Decision was agreed on during the quarterly meeting of the Board of Directors

In Summary

• Kenya Airways (KQ) has formally withdrawn the Privately Initiated Investment Proposal seeking to take over the management of the Jomo Kenyatta International Airport JKIA.

• CEO Sebastian Mikosz says the move came after the proposal to own KAA catalysed discourse about the future of Kenya’s civil aviation.

Kenya Airways chief executive Officer Sebastian Mikosz during an introductory round table media briefing in Nairobi on September 21,2017.
Kenya Airways chief executive Officer Sebastian Mikosz during an introductory round table media briefing in Nairobi on September 21,2017.
Image: ENOS TECHE

Kenya Airways has formally withdrawn the Privately Initiated Investment Proposal seeking to take over the management of the Jomo Kenyatta International Airport JKIA.

The national carrier also said it has withdrawn the PIIP from consideration of Kenya Airports Authority (KAA), the Public-Private Partnership Committee (PPP) Committee of the National Treasury, and any other institutions of the government which were involved in the process.

The decision was agreed on during the quarterly meeting of the Board of Directors held on August 27, 2019.

 

Group CEO Sebastian Mikosz in a statement on Tuesday said the move came after the proposal to own KAA catalysed discourse about the future of Kenya’s civil aviation.

He said KQ initially submitted the PIIP for formal consideration by KAA and the PPP Committee on October 5, 2018.

“The Departmental Committee on Transport, Public Works and Housing of the National Assembly collected views from Kenyans and institutions in the aviation sector and submitted a report to parliament on June 17, 2019,” he said in the statement.

The proposal was adopted by the National Assembly on July 23, 2019.
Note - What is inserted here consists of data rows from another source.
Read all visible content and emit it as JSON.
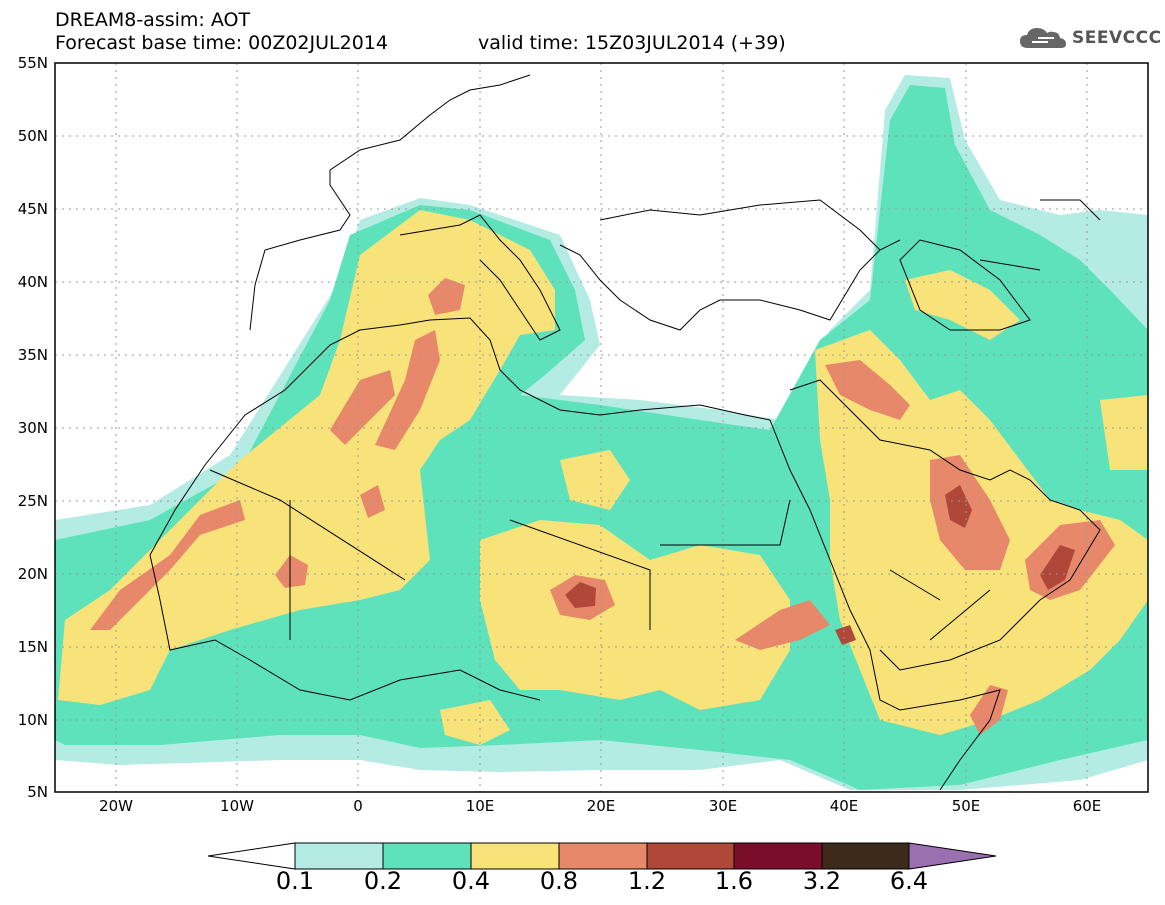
{
  "header": {
    "title_line1": "DREAM8-assim: AOT",
    "title_line2": "Forecast base time: 00Z02JUL2014",
    "valid_time": "valid time: 15Z03JUL2014 (+39)",
    "logo_text": "SEEVCCC"
  },
  "map": {
    "variable": "AOT",
    "lat_range": [
      5,
      55
    ],
    "lon_range": [
      -25,
      65
    ],
    "lat_ticks": [
      "55N",
      "50N",
      "45N",
      "40N",
      "35N",
      "30N",
      "25N",
      "20N",
      "15N",
      "10N",
      "5N"
    ],
    "lon_ticks": [
      "20W",
      "10W",
      "0",
      "10E",
      "20E",
      "30E",
      "40E",
      "50E",
      "60E"
    ],
    "grid": true
  },
  "legend": {
    "labels": [
      "0.1",
      "0.2",
      "0.4",
      "0.8",
      "1.2",
      "1.6",
      "3.2",
      "6.4"
    ],
    "colors": [
      "#ffffff",
      "#b4ece4",
      "#5ee2bc",
      "#f8e27a",
      "#e8886a",
      "#b0483a",
      "#7a0e2a",
      "#3e2a1a",
      "#9a70b0"
    ]
  }
}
In its recommendations, the August house recommended the establishment of an aviation holding company to consolidate the country’s aviation assets including the nationalisation of KQ.

“KQ’s Board and Management believe that the PIIP has catalysed important discourse about the future of Kenya’s civil aviation, which is now being led by the Government of Kenya,” Mikosz said.

He said the national carrier looks forward to continued collaboration with all involved stakeholders of the process.

 
 

In April this year, Kenya Airports Authority rejected the proposal by KQ to take over the management of JKIA through the PIIP.

The agency held that as much as it wants a better and vibrant airport, the proposal as structured disadvantages it. 

KAA chairman Isaac Awuondo and outgoing MD Jonny Andersen told MPs on the Transport committee they would present their preferred management model.

Anderson then poked holes in the plan, christened 'Project Simba', saying the airline has no technical capacity to run the airport, owing to its financial incapacities and lack of staff skilled in airport operations.

The MD  said the proposal does not give KAA value for money in the face of the Sh5 billion debt the concessionaire owes the authority.

But Mikosz maintained that consolidation of aviation assets has worked in countries such as Tanzania, Ethiopia, Dubai and that only South Africa, Kenya, and Mauritius are yet to take that direction, hence their troubles.

The 30-year take over deal was dealt yet another blow when the immediate former Auditor General Edward Ouko warned that if KQ took over the day-to-day operations at JKIA the move would deprive Kenya Airports Authority a significant amount of revenue.

Ouko said there was no evidence of KAA management and the board being involved in the Cabinet memo tabled in the May 29, 2018 meeting.

JKIA accounts for 83 per cent of KAA's income, hence it may not have enough money to maintain the other airports under its jurisdiction.

Furthermore, the audit reveals that KQ owes KAA Sh3.8 billion as of December 2018.

KAA reported earnings amounting to Sh16.9 billion and a surplus of Sh5.4 billion after tax in 2017/18 financial year.